Sebelum pulang kerja, ada teman kantor yang mengajak makan malam bersama-sama dengan orang dari divisi IT. Pada awal rencana, waktu makan malam adalah 7.30pm tadi karena menunggu teman yang belum datang dan ada juga teman yang masih telpon dengan boss-nya akhirnya mundur sampai jam 8.30. Terus pada walanya sudah malas sekali untuk ikut, ingin segera pulang karena ngak enak perasaannya (dari tadi pagi Istri saya kok marah-marah terus). Selain itu dari pagi mata di sebelah kanan berkedu terus dan agak perih.
Karena alasan solidaritas, akhirnya iut juga makan malam. Sebelum berangkat makan malam notebook dan tas sudah disiapkan karena rencanya sehabis makan malam ingin langsung pulang. Selama makan malam tidak ada hal yang luar biasa, ngobrol seperti biasa.
Selesai makan malam langsung pulang ke rumah dengan berjalan kaki. Selama di perjalanan ada satu hal yang sangat menganggu pikirian saya. Sebelumnya saya mencoba untuk melamar kembali di perusahaan lama dan akhirnya diterima, tapi ada sayu hal yang sangay menganggu yaitu perusahaan saya lama ingin saya bergabung pada petengahan December, sedangkan di perusahaan saya sekarang saya harus one month notice, artinya saya bisa bergabung akhir December. Perusahaan saya yang lama tetap bersikeras untuk joint pertenaghan December, intinya ya apa tidak.
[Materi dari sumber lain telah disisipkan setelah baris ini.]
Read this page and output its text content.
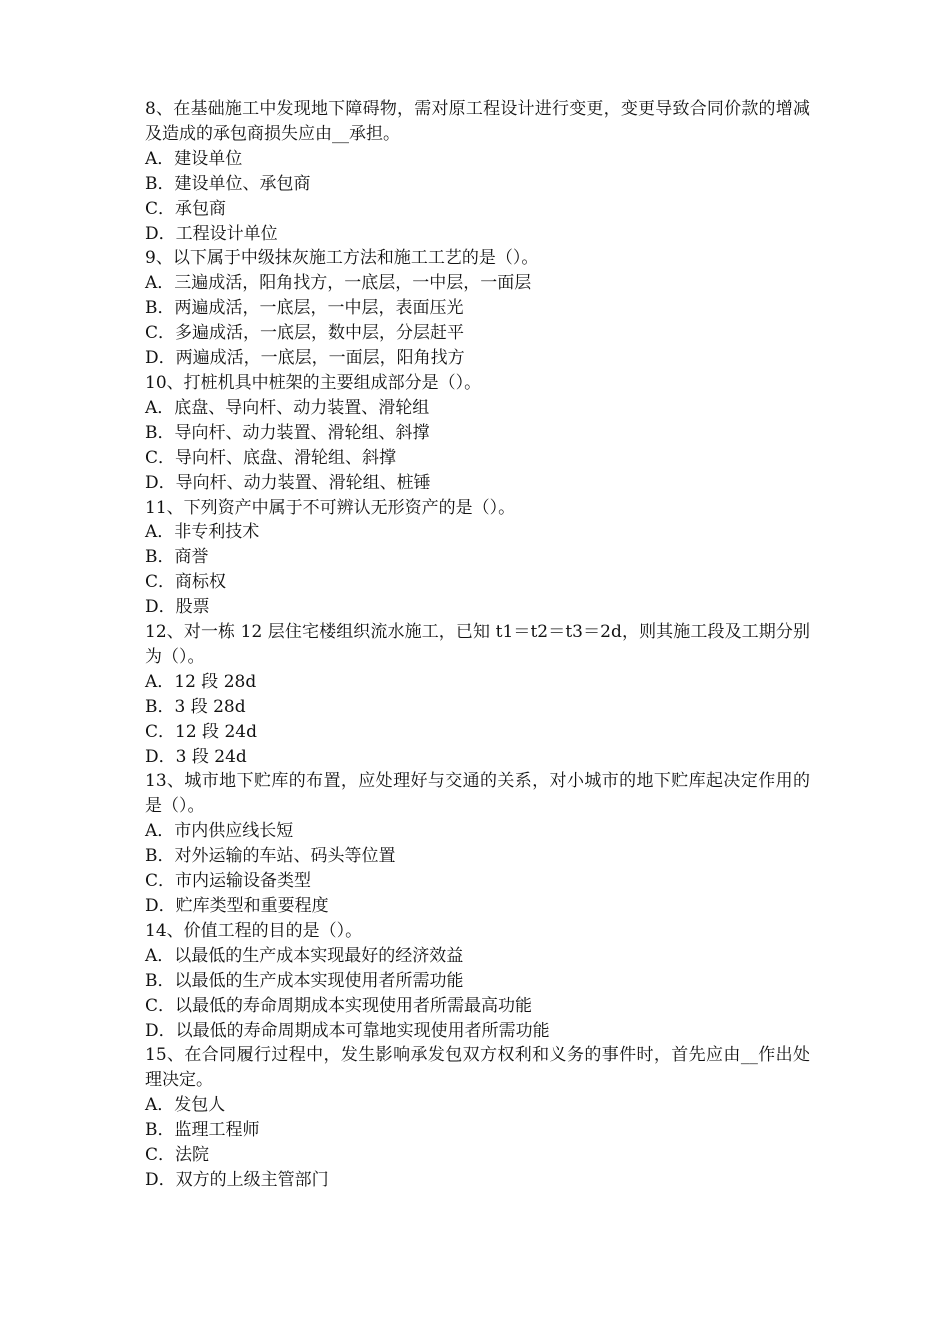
8、在基础施工中发现地下障碍物，需对原工程设计进行变更，变更导致合同价款的增减及造成的承包商损失应由__承担。

A．建设单位

B．建设单位、承包商

C．承包商

D．工程设计单位

9、以下属于中级抹灰施工方法和施工工艺的是（）。

A．三遍成活，阳角找方，一底层，一中层，一面层

B．两遍成活，一底层，一中层，表面压光

C．多遍成活，一底层，数中层，分层赶平

D．两遍成活，一底层，一面层，阳角找方

10、打桩机具中桩架的主要组成部分是（）。

A．底盘、导向杆、动力装置、滑轮组

B．导向杆、动力装置、滑轮组、斜撑

C．导向杆、底盘、滑轮组、斜撑

D．导向杆、动力装置、滑轮组、桩锤

11、下列资产中属于不可辨认无形资产的是（）。

A．非专利技术

B．商誉

C．商标权

D．股票

12、对一栋 12 层住宅楼组织流水施工，已知 t1＝t2＝t3＝2d，则其施工段及工期分别为（）。

A．12 段 28d

B．3 段 28d

C．12 段 24d

D．3 段 24d

13、城市地下贮库的布置，应处理好与交通的关系，对小城市的地下贮库起决定作用的是（）。

A．市内供应线长短

B．对外运输的车站、码头等位置

C．市内运输设备类型

D．贮库类型和重要程度

14、价值工程的目的是（）。

A．以最低的生产成本实现最好的经济效益

B．以最低的生产成本实现使用者所需功能

C．以最低的寿命周期成本实现使用者所需最高功能

D．以最低的寿命周期成本可靠地实现使用者所需功能

15、在合同履行过程中，发生影响承发包双方权利和义务的事件时，首先应由__作出处理决定。

A．发包人

B．监理工程师

C．法院

D．双方的上级主管部门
Beberapa hari terakhir ini, hl itu sangat menganggu saya. Hari ini saya ingin sampai rumah berdiskusi dengan istri mengenai hal ini. Apakah diterima apa tidak. Saya ingin mendaatkan pertimbangan dari istri karena ini berkaitan dengan masa depan saya, dia, dan anak saya.
Sampai di rumah istri sedang setrika, saya tanya si Kakak dimana kok ngak ada suaranya, dia biang kakak tidur. Saya bilang ayah ingin diskusi apakah dia lelah apakah ngak kalau diajak diskusi. Saya mulai cerita menegani permasalah apa yang saya alami saat ini. Sambil setrika dia bilang terserah.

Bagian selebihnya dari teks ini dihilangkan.